No one knows - and no one is currently planning to find out.
A 2007 AARP study found that HECM borrowers were very satisfied with their loans within the
first three years.
But a 2007 HUD report discovered that HECM borrowers were paying back their loans within
six to seven years - way earlier than anyone had predicted, and only about half the average borrower's remaining life expectancy.
So if borrowers were that highly satisfied with their loans within the first three years, why were they then ending these loans just a few years later, especially when doing
so typically
required them to sell their homes and move?
o Hadn't they taken out these loans
so they could remain living in their
homes for a longer time?
o Or had they always intended
to sell and move so soon?
o If they made the decision to
move more recently, what
made them change their plans?
Are borrowers ending their HECMs because
of factors unrelated to their loans?
For example, declining health,
disability, death of a spouse, moving
closer to family, to a better climate,
or to obtain relief from household
chores and maintenance?
Or is longer-term experience with these loans
causing borrowers to terminate them?
For example, are they only becoming
fully aware of the magnitude of their
increasing debt, rising loan costs, and
declining equity after an initial "honey-
moon" period?
Evaluating the HECM Program
The HECM program was initially created on
the statutory premise that it would "reduc[e]

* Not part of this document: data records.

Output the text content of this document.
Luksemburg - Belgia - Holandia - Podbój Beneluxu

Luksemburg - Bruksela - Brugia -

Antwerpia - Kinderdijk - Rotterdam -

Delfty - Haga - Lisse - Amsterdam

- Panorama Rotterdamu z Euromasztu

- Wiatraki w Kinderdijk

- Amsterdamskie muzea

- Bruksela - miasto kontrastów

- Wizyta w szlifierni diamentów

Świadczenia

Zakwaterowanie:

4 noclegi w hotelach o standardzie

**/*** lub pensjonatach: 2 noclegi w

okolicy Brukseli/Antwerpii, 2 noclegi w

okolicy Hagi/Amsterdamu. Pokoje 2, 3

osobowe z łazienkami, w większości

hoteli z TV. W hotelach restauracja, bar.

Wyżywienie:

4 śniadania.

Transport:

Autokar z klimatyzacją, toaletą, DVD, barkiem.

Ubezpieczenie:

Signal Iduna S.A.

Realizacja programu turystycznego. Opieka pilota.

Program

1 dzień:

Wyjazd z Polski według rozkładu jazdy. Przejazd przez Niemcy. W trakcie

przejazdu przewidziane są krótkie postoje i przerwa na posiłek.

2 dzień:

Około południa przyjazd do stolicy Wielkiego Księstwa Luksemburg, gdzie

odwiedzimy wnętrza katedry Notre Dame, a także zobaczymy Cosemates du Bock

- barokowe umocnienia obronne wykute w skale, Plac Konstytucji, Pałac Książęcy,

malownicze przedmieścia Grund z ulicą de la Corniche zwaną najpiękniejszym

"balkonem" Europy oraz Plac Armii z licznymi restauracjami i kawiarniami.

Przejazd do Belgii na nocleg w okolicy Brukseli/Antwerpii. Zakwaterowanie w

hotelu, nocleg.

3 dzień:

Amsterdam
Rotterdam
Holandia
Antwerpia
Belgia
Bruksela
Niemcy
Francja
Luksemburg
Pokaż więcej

the effect of economic hardship . . . at a time
of reduced income." Now - 20 years after the program began - we still don't know the degree
to which it is meeting this Congressional goal.
Specifically, we don't know how many former HECM borrowers see these loans as a positive financial tool that helped them through
a time of financial distress, and left them with enough equity to meet their ongoing needs.
And on the other hand, we don't know how many HECM borrowers spent a lot of their equity in their 60s to mid-70s, only to regret such spending after they had paid back their loans, and then found themselves needing their already-spent equity
in their later 70s or 80s.
Surveying Former Borrowers
A survey of former borrowers would begin to provide some insight into the most important consequences of the HECM program, including
o its impact on the long-term
financial interests of borrowers;
o its utility in dealing with later-life
needs such as long-term care;
o how borrowers retrospectively
assess the costs versus the
benefits of their loans; and
o the financial situation and
restrospective satisfaction
of former borrowers.
This research would also provide guidance
for improving consumer information, HECM counseling, consumer safeguards, and
program design.
But for its findings to be credible, this research must be independent and substantial. It must be designed, administered, and reported indepen-dent of industry interests, and it must be based on a substantial sample of former borrowers. Without such a sample, the survey's results could
o be highly unrepresentative, and as a result,
o inaccurately attribute loan terminations
to characteristics of the borrower, the
loan, or the lending process.
Anyone Interested?
But no one currently appears to be interested
in finding answers to the single most important unanswered question about reverse mortgages.
o Following its 2007 survey, AARP developed
a survey instrument and drew a sample
focusing exclusively on former HECM
borrowers. But this planned research was
never carried out, and AARP is not currently
planning to complete it.
o A currently planned HUD study of HECM
borrowers is overwhelmingly slanted to
current borrowers, with only a very small
sub-sample of former borrowers.
o No federal regulatory agency or
independent research organization is
currently planning to address this issue.
So the prospects of answering the single most important unanswered question about reverse mortgages are not good at present.